基　　金：supported by the National Natural Science Foundation of China (No. 30870037, 30970552) the Funding of the National Creative Research Groups (No.50821002) the Aid Program for Science and Technology Innovative Research Team in Higher Educational Instituions of Heilongjiang Province (No. 2010TD10) the Harbin Normal University (No. KJTD2011-2) 
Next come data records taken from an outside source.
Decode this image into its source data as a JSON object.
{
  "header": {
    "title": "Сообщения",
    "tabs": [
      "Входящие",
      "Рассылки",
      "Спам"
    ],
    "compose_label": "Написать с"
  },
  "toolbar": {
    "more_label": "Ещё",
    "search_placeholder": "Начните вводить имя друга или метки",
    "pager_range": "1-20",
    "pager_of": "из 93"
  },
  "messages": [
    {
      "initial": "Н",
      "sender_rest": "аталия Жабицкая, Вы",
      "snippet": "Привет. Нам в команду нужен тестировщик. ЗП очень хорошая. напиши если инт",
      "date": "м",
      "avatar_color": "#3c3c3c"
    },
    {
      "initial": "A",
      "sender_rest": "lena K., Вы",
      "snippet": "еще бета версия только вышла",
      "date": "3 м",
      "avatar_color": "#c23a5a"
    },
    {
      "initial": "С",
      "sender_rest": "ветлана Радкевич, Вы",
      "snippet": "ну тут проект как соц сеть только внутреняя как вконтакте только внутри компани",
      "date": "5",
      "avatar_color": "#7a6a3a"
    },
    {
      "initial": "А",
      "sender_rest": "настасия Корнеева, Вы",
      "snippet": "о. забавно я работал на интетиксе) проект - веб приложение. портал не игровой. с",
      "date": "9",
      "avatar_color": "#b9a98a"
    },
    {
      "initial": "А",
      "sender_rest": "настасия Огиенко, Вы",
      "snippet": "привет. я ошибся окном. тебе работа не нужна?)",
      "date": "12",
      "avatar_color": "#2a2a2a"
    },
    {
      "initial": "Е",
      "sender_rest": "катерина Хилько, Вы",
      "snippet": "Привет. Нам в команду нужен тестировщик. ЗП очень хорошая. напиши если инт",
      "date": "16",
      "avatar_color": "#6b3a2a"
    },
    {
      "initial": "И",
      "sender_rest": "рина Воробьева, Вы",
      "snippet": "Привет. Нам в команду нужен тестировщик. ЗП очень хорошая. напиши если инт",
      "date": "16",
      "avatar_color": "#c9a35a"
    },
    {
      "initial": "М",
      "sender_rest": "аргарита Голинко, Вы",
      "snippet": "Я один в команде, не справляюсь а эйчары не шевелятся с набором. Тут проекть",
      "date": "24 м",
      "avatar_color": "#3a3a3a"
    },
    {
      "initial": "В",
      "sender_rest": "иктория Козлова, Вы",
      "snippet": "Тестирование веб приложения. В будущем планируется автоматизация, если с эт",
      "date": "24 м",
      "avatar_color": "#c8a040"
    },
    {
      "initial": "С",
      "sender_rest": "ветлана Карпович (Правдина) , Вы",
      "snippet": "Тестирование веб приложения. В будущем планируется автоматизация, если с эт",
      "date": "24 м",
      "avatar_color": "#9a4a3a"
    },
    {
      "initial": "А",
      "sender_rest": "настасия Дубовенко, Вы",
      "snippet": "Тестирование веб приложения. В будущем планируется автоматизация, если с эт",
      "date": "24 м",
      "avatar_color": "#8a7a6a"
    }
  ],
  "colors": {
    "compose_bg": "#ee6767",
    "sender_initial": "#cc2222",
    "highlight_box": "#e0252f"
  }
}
主　　题：biohydrogen pretreatment corn stover hydrolysate microbial community 

摘      要：Five individual pretreatment methods, including three widely-used protocols （heat, acid and base） and two novel attempts （ultrasonic and ultraviolet）, were conducted in batch tests to compare their effects on mixed microflora to enhance hydrogen （H2） production from corn stover hydrolysate. Experimental results indicated that heat and base pretreatments significantly increased H2 yield with the values of 5.03 and 4.45 mmol H2/g sugar utilized, respectively, followed by acid pretreatment of 3.21 mmol H2/g sugar utilized. However, compared with the control （2.70 mmol H2/g sugar utilized）, ultrasonic and ultraviolet pretreatments caused indistinctive effects on H2 production with the values of 2.92 and 2.87 mmol H2/g sugar utilized, respectively. The changes of soluble metabolites composition caused by pretreatment were in accordance with H2-producing behavior. Concretely, more acetate accumulation and less ethanol production were found in pretreated processes, meaning that more reduced nicotinamide adenine dinucleotide （NADH） might be saved and flowed into H2-producing pathways. PCR-DGGE analysis indicated that the pretreatment led to the enrichment of some species, which appeared in large amounts and even dominated the microbial community. Most of the dominated species were affiliated to Enterobacter spp. and Escherichia spp. As another efflcient H2 producer, Clostridium bifermentan was only found in a large quantity after heat pretreatment. This strain might be mainly responsible for better performance of H2 production in this case.